Now that we have the worst behind us there is some good news. First, most states have enacted mental heath parity laws to cover ADHD if a proposed applicant is approved, so if the health insurance company approves an application after an initial medical underwriting review screen then they have to provide coverage for ADHD. The federally mandated states which are applicable for the individual private healthcare market constitute of Alabama, California, Connecticut, Delaware, District of Columbia, Georgia, Indiana, Kansas, Maine, Maryland, Massachusetts, Minnesota, Missouri, Montana, Nevada, New Jersey, Ohio, Oklahoma, Rhode Island, South Dakota, Vermont, Washington, and West Virginia.

Secondly, if the applicant is domiciled in a resident state not enlisted above and a plan covering treatment of ADHD has been applied for, it is imperative to prepare for the ensuing interrogative underwriting questionnaire screening. There are basically three underwriting concerns with ADHD and preparation with underwriters is vitally paramount or key to obtain a successful outcome.

  • The first concern is that there is a high incidence of depression with ADHD. Depression carries its own underwriting risk. In addition, stimulants have been known to increase the severity of depression, which could pose a cumulative risk for co-morbid conditions.
  • Tip: Insurance companies are very skeptical about approving an application on behalf of an applicant with a diagnosis of certain anxiety disorders or depression. The confusion relies on the fact that medications currently being used to treat ADHD are all considered “off label” treatment, meaning its clinical utilization has not been approved by the United States Food and Drug Administration. These prescriptions include stimulant preparation such as Ritalin, Concerta, Metadate, or Adderal as well as non-stimulant medications including Wellbutrin, Effexor, and Strattera which are commonly used to treat depression. If any of these drugs are being used, clarification to the health insurance underwriter along with notes from the physician about their role in treating ADHD and not depression will aid tremendously. At present, the only medication that looks like it will have official approval by the FDA for the treatment of ADHD is Strattera.

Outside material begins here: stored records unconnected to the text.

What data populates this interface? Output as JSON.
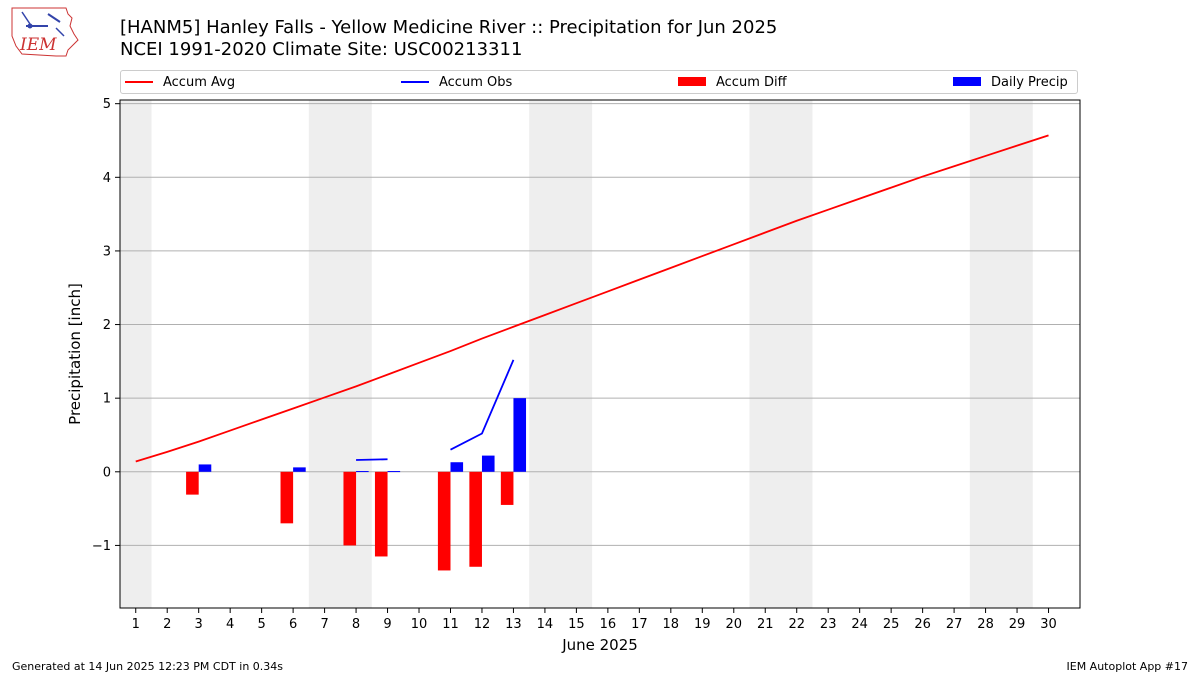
{
  "logo_text": "IEM",
  "title_line1": "[HANM5] Hanley Falls - Yellow Medicine River :: Precipitation for Jun 2025",
  "title_line2": "NCEI 1991-2020 Climate Site: USC00213311",
  "footer_left": "Generated at 14 Jun 2025 12:23 PM CDT in 0.34s",
  "footer_right": "IEM Autoplot App #17",
  "colors": {
    "avg": "#ff0000",
    "obs": "#0000ff",
    "diff": "#ff0000",
    "daily": "#0000ff",
    "weekend": "#eeeeee",
    "grid": "#b0b0b0"
  },
  "chart_data": {
    "type": "bar",
    "title": "[HANM5] Hanley Falls - Yellow Medicine River :: Precipitation for Jun 2025",
    "xlabel": "June 2025",
    "ylabel": "Precipitation [inch]",
    "xlim": [
      0.5,
      31.0
    ],
    "ylim": [
      -1.85,
      5.05
    ],
    "yticks": [
      -1,
      0,
      1,
      2,
      3,
      4,
      5
    ],
    "ytick_labels": [
      "−1",
      "0",
      "1",
      "2",
      "3",
      "4",
      "5"
    ],
    "days": [
      1,
      2,
      3,
      4,
      5,
      6,
      7,
      8,
      9,
      10,
      11,
      12,
      13,
      14,
      15,
      16,
      17,
      18,
      19,
      20,
      21,
      22,
      23,
      24,
      25,
      26,
      27,
      28,
      29,
      30
    ],
    "weekend_spans": [
      [
        0.5,
        1.5
      ],
      [
        6.5,
        8.5
      ],
      [
        13.5,
        15.5
      ],
      [
        20.5,
        22.5
      ],
      [
        27.5,
        29.5
      ]
    ],
    "legend": [
      {
        "label": "Accum Avg",
        "kind": "line",
        "color": "#ff0000"
      },
      {
        "label": "Accum Obs",
        "kind": "line",
        "color": "#0000ff"
      },
      {
        "label": "Accum Diff",
        "kind": "box",
        "color": "#ff0000"
      },
      {
        "label": "Daily Precip",
        "kind": "box",
        "color": "#0000ff"
      }
    ],
    "series": [
      {
        "name": "Accum Avg",
        "type": "line",
        "days": [
          1,
          2,
          3,
          4,
          5,
          6,
          7,
          8,
          9,
          10,
          11,
          12,
          13,
          14,
          15,
          16,
          17,
          18,
          19,
          20,
          21,
          22,
          23,
          24,
          25,
          26,
          27,
          28,
          29,
          30
        ],
        "values": [
          0.14,
          0.27,
          0.41,
          0.56,
          0.71,
          0.86,
          1.01,
          1.16,
          1.32,
          1.48,
          1.64,
          1.81,
          1.97,
          2.13,
          2.29,
          2.45,
          2.61,
          2.77,
          2.93,
          3.09,
          3.25,
          3.41,
          3.56,
          3.71,
          3.86,
          4.01,
          4.15,
          4.29,
          4.43,
          4.57
        ]
      },
      {
        "name": "Accum Obs",
        "type": "line-segments",
        "segments": [
          {
            "days": [
              8,
              9
            ],
            "values": [
              0.16,
              0.17
            ]
          },
          {
            "days": [
              11,
              12,
              13
            ],
            "values": [
              0.3,
              0.52,
              1.52
            ]
          }
        ]
      },
      {
        "name": "Accum Diff",
        "type": "bar",
        "days": [
          3,
          6,
          8,
          9,
          11,
          12,
          13
        ],
        "values": [
          -0.31,
          -0.7,
          -1.0,
          -1.15,
          -1.34,
          -1.29,
          -0.45
        ]
      },
      {
        "name": "Daily Precip",
        "type": "bar",
        "days": [
          3,
          6,
          8,
          9,
          11,
          12,
          13
        ],
        "values": [
          0.1,
          0.06,
          0.01,
          0.01,
          0.13,
          0.22,
          1.0
        ]
      }
    ]
  }
}
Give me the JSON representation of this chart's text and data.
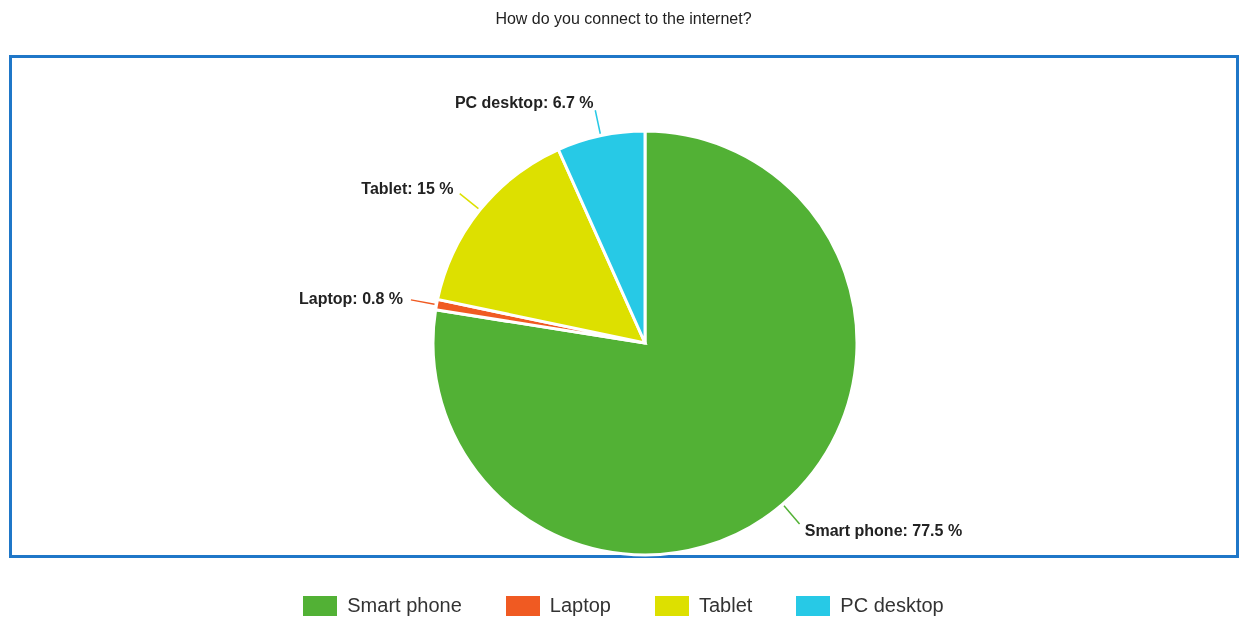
{
  "chart_data": {
    "type": "pie",
    "title": "How do you connect to the internet?",
    "categories": [
      "Smart phone",
      "Laptop",
      "Tablet",
      "PC desktop"
    ],
    "values": [
      77.5,
      0.8,
      15,
      6.7
    ],
    "colors": [
      "#52b135",
      "#f05a22",
      "#dde000",
      "#27c9e6"
    ],
    "value_labels": [
      "Smart phone: 77.5 %",
      "Laptop: 0.8 %",
      "Tablet: 15 %",
      "PC desktop: 6.7 %"
    ],
    "legend": "bottom"
  }
}
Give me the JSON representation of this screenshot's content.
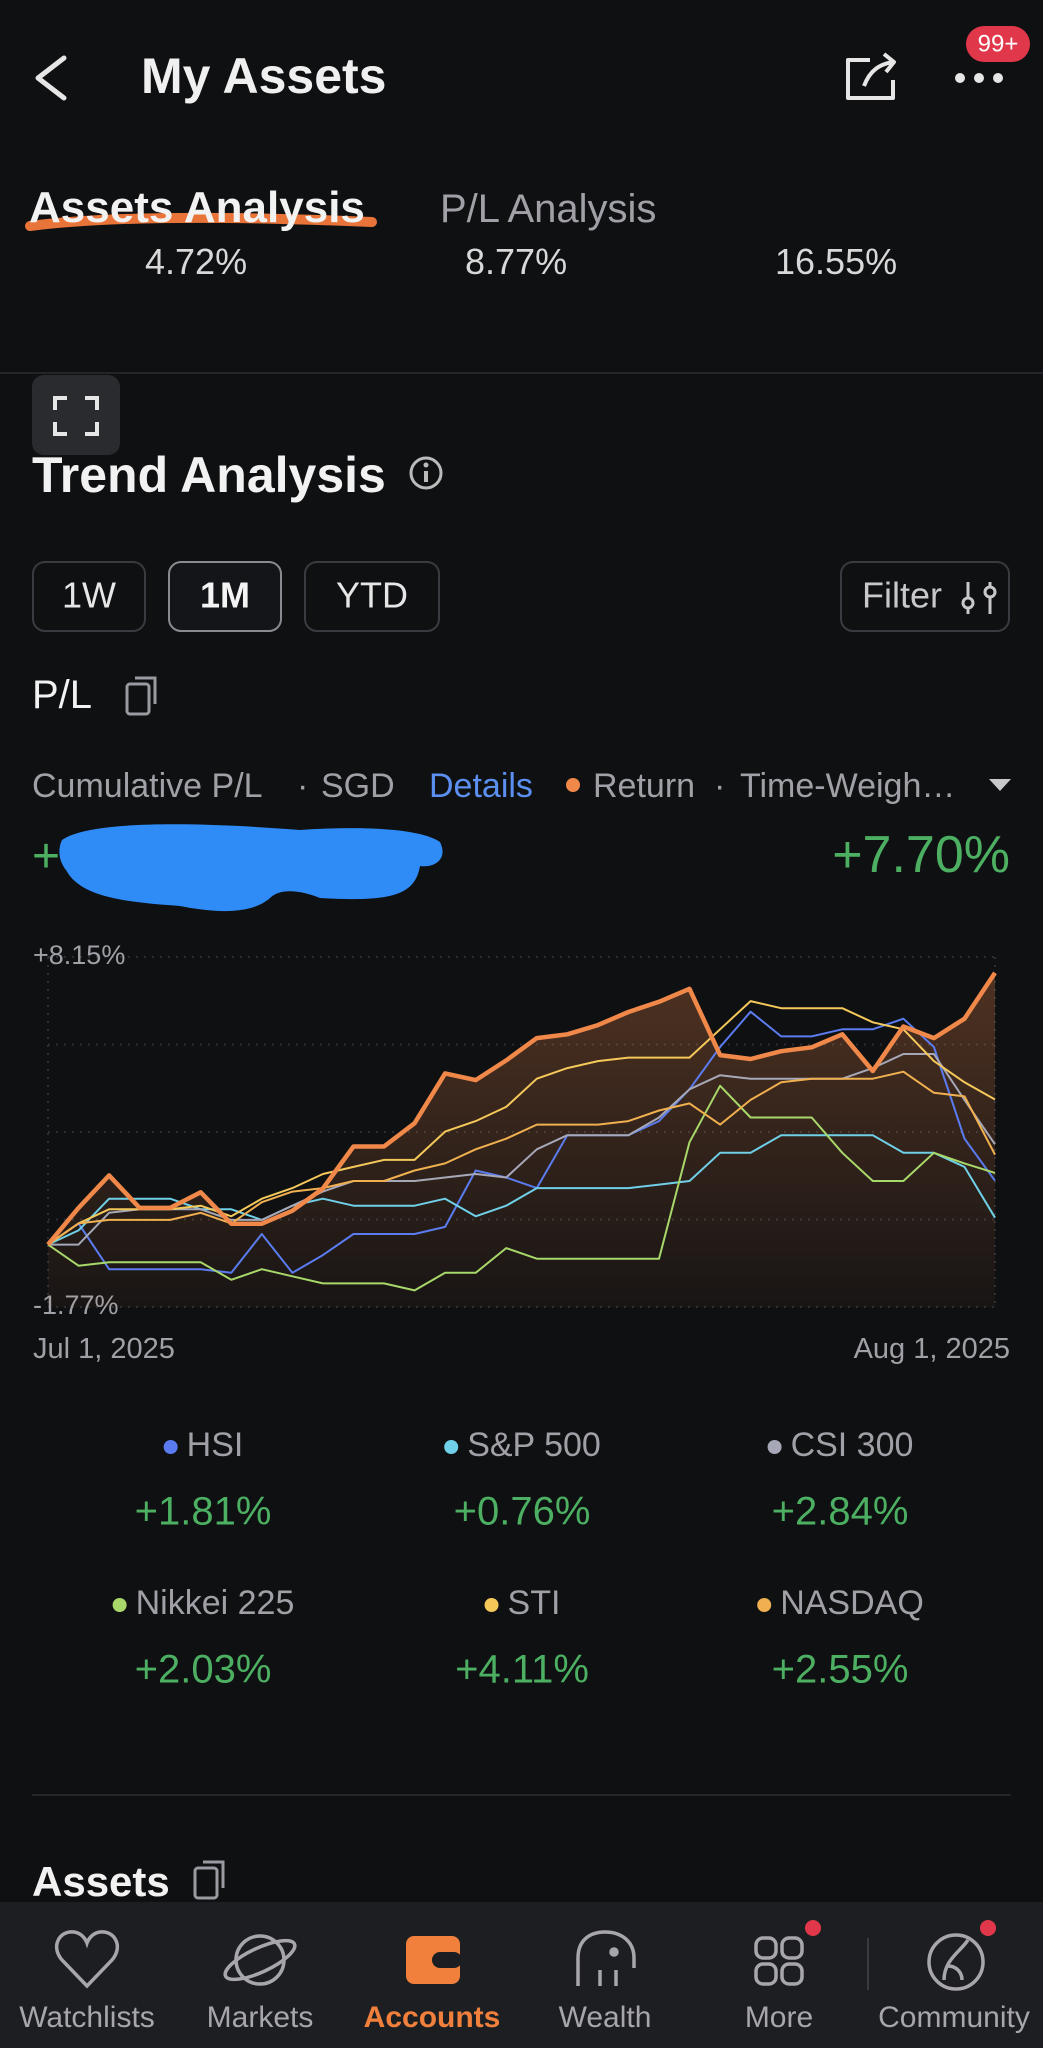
{
  "header": {
    "title": "My Assets",
    "badge": "99+"
  },
  "tabs": [
    "Assets Analysis",
    "P/L Analysis"
  ],
  "summary_partial": [
    "4.72%",
    "8.77%",
    "16.55%"
  ],
  "trend": {
    "title": "Trend Analysis",
    "periods": [
      "1W",
      "1M",
      "YTD"
    ],
    "filter": "Filter",
    "pl_label": "P/L",
    "cumulative": "Cumulative P/L",
    "currency": "SGD",
    "details": "Details",
    "separator": "·",
    "method": "Time-Weigh…",
    "amount_prefix": "+"
  },
  "chart_data": {
    "type": "line",
    "categories": [
      "Jul 1, 2025",
      null,
      null,
      null,
      null,
      null,
      null,
      null,
      null,
      null,
      null,
      null,
      null,
      null,
      null,
      null,
      null,
      null,
      null,
      null,
      null,
      null,
      null,
      null,
      null,
      null,
      null,
      null,
      null,
      null,
      null,
      "Aug 1, 2025"
    ],
    "ylim": [
      -1.77,
      8.15
    ],
    "yticks": [
      {
        "value": 8.15,
        "label": "+8.15%"
      },
      {
        "value": -1.77,
        "label": "-1.77%"
      }
    ],
    "grid": true,
    "series": [
      {
        "name": "HSI",
        "color": "#5b7cf0",
        "change_label": "+1.81%",
        "values": [
          0,
          0.6,
          -0.7,
          -0.7,
          -0.7,
          -0.7,
          -0.8,
          0.3,
          -0.8,
          -0.3,
          0.3,
          0.3,
          0.3,
          0.5,
          2.1,
          1.9,
          1.6,
          3.1,
          3.1,
          3.1,
          3.5,
          4.4,
          5.6,
          6.6,
          5.9,
          5.9,
          6.1,
          6.1,
          6.4,
          5.6,
          3.0,
          1.81
        ]
      },
      {
        "name": "S&P 500",
        "color": "#6fd0e8",
        "change_label": "+0.76%",
        "values": [
          0,
          0.4,
          1.3,
          1.3,
          1.3,
          1.0,
          1.0,
          0.7,
          1.1,
          1.3,
          1.1,
          1.1,
          1.1,
          1.3,
          0.8,
          1.1,
          1.6,
          1.6,
          1.6,
          1.6,
          1.7,
          1.8,
          2.6,
          2.6,
          3.1,
          3.1,
          3.1,
          3.1,
          2.6,
          2.6,
          2.2,
          0.76
        ]
      },
      {
        "name": "CSI 300",
        "color": "#a6a8b8",
        "change_label": "+2.84%",
        "values": [
          0,
          0,
          0.9,
          1.0,
          1.0,
          1.0,
          0.7,
          0.7,
          1.1,
          1.5,
          1.8,
          1.8,
          1.8,
          1.9,
          2.0,
          1.9,
          2.7,
          3.1,
          3.1,
          3.1,
          3.6,
          4.4,
          4.8,
          4.7,
          4.7,
          4.7,
          4.7,
          5.0,
          5.4,
          5.4,
          4.1,
          2.84
        ]
      },
      {
        "name": "Nikkei 225",
        "color": "#a8d86a",
        "change_label": "+2.03%",
        "values": [
          0,
          -0.6,
          -0.5,
          -0.5,
          -0.5,
          -0.5,
          -1.0,
          -0.7,
          -0.9,
          -1.1,
          -1.1,
          -1.1,
          -1.3,
          -0.8,
          -0.8,
          -0.1,
          -0.4,
          -0.4,
          -0.4,
          -0.4,
          -0.4,
          2.9,
          4.5,
          3.6,
          3.6,
          3.6,
          2.6,
          1.8,
          1.8,
          2.6,
          2.3,
          2.03
        ]
      },
      {
        "name": "STI",
        "color": "#f5c85a",
        "change_label": "+4.11%",
        "values": [
          0,
          0.6,
          1.0,
          1.0,
          1.0,
          1.1,
          0.8,
          1.3,
          1.6,
          2.0,
          2.2,
          2.4,
          2.4,
          3.2,
          3.5,
          3.9,
          4.7,
          5.0,
          5.2,
          5.3,
          5.3,
          5.3,
          6.1,
          6.9,
          6.7,
          6.7,
          6.7,
          6.3,
          6.1,
          5.2,
          4.6,
          4.11
        ]
      },
      {
        "name": "NASDAQ",
        "color": "#f0b050",
        "change_label": "+2.55%",
        "values": [
          0,
          0.6,
          0.7,
          0.7,
          0.7,
          0.9,
          0.6,
          1.2,
          1.5,
          1.6,
          1.8,
          1.8,
          2.1,
          2.3,
          2.7,
          3.0,
          3.4,
          3.4,
          3.4,
          3.5,
          3.8,
          4.0,
          3.4,
          4.1,
          4.6,
          4.7,
          4.7,
          4.7,
          4.9,
          4.3,
          4.2,
          2.55
        ]
      },
      {
        "name": "Return",
        "color": "#f0884a",
        "change_label": "+7.70%",
        "values": [
          0,
          1.04,
          1.96,
          1.04,
          1.04,
          1.48,
          0.59,
          0.59,
          0.96,
          1.59,
          2.78,
          2.78,
          3.44,
          4.85,
          4.66,
          5.22,
          5.85,
          5.96,
          6.22,
          6.59,
          6.88,
          7.25,
          5.37,
          5.26,
          5.48,
          5.59,
          5.96,
          4.92,
          6.18,
          5.85,
          6.4,
          7.7
        ]
      }
    ]
  },
  "assets": {
    "title": "Assets"
  },
  "nav": [
    "Watchlists",
    "Markets",
    "Accounts",
    "Wealth",
    "More",
    "Community"
  ]
}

  • The second concern is that there is a motor vehicle driving risk with ADHD. This includes a higher risk for fatal accidents, casualties, and more citations for speeding or reckless driving.
  • Tip: Statistically ADHD is associated with an increased risk for hazardous accidents, collisions, and fatalities. Stimulant treatment along with immediate release Methylphendiate has demonstrated to improve driving performance and neuropsychological functioning. A clean driver record along with a written prescription from a licensed practitioner of medicine has worked well for medical clearance in underwriting decision making.

  • The third concern is that there is a higher incidence of substance abuse present with ADHD. This includes an early onset of chemical addiction, a longer frequent period of induced intoxication, and a lower rate of recovery.
  • Tip: There is statistical epidemiologic data indicating that ADHD and substance abuse coexist or occur together more frequently than chance alone. In some aspects studies have found the root of this problem may be linked to overtly being overmedicated to stimulants therefore cultivating neurotransmitters to the drugs addictive properties. This one is tough to beat, health insurance underwriters reserve the right to request a paramedical examination if there is reason to have suspicion. In this case consider detoxification protocols several days before an application is submitted. There are numerous methods of accomplishing this and proving the information here may be beyond the scope of this article but at least now there is sufficient time for preparation.